2014 will be remembered as a year of enormous human rights challenges. And those who face the most horrific challenges are often those in the most vulnerable social groups—women, children, people with disabilities, ethnic minorities and people infected with HIV. They often lack the power, social or legal standing to challenge or improve their circumstances.
Women and girls sometimes face the most distressing and egregious human rights violations. Indeed, around the world women and girls are still married as children. They are trafficked into forced labor and sexual slavery. They are denied their right to an education and are unable to participate politically. They are victims of domestic violence and rape–and perpetrators often act with impunity. Globally, deaths related to pregnancy and childbirth are needlessly high, and women are prohibited from making intensely personal choices in their private lives.
While these realities are grim, the global community has made a concerted effort to improve human rights globally, and voices against human rights violations are growing. Each year, for example, 7,500 people around the world bring human rights complaints to the United Nations, and some of these cases have had national and international impact. With increased international attention on human rights and the programs, policies and structures that have been implemented in recent years to halt abuses, a growing global consensus is making sure that serious human rights violations must not go unpunished. Civil society, too, has been at the forefront of human rights promotion and protection, identifying problems and proposing innovative solutions, pressuring abusive or corrupt governments, giving voice to the powerless and building worldwide awareness about rights and freedoms that help bring about sustainable change on the ground.
At The Hunger Project, we empower people to stand up for their fundamental rights and we implement programs that raise awareness and foster change in the face of oppression. In India, for example, we support communities in ending violence against women by strengthening women’s leadership, and empower change and reform by bolstering women’s political participation.

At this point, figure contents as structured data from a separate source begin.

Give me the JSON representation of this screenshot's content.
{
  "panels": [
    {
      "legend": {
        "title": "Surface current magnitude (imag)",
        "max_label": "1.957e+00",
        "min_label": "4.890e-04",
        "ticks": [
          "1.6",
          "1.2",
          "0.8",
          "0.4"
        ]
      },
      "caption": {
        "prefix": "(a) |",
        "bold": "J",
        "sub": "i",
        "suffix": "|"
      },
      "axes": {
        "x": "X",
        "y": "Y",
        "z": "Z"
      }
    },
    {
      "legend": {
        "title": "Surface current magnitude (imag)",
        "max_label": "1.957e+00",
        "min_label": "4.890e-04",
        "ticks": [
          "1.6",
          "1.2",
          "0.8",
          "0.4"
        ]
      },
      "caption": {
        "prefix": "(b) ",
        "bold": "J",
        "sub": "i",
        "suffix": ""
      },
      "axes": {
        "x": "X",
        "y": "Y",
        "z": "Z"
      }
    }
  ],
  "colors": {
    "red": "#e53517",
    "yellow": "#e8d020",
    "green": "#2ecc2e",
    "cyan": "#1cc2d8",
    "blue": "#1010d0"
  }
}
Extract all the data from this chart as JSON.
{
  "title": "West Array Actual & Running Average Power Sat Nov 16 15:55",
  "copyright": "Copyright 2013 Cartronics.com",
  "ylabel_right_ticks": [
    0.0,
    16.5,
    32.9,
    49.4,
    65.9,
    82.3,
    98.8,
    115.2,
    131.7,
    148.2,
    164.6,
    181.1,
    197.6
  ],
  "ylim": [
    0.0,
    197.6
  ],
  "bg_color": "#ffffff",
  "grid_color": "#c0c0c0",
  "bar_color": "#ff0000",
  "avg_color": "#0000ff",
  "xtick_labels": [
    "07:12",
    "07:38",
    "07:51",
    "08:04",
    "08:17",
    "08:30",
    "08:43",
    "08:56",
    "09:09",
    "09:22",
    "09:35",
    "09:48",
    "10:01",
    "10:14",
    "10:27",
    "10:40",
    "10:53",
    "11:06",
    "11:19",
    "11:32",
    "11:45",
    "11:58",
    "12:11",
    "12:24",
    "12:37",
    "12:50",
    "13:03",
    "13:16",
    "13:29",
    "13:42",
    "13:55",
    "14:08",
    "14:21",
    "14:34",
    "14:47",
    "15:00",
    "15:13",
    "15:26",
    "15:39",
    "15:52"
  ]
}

In Bangladesh, we educate and empower youth and families to halt child marriage. In Malawi, we support female condom education and distribution. In Uganda, we have a special microfinance program aimed specifically at empowering often ostracized HIV-positive partners.
Complex challenges remain and enormous work still needs to be done to improve the lives of all people, especially those who are marginalized or excluded. Still, significant process has been made and today, we celebrate the millions of women and men who demand their rights in the face of oppression.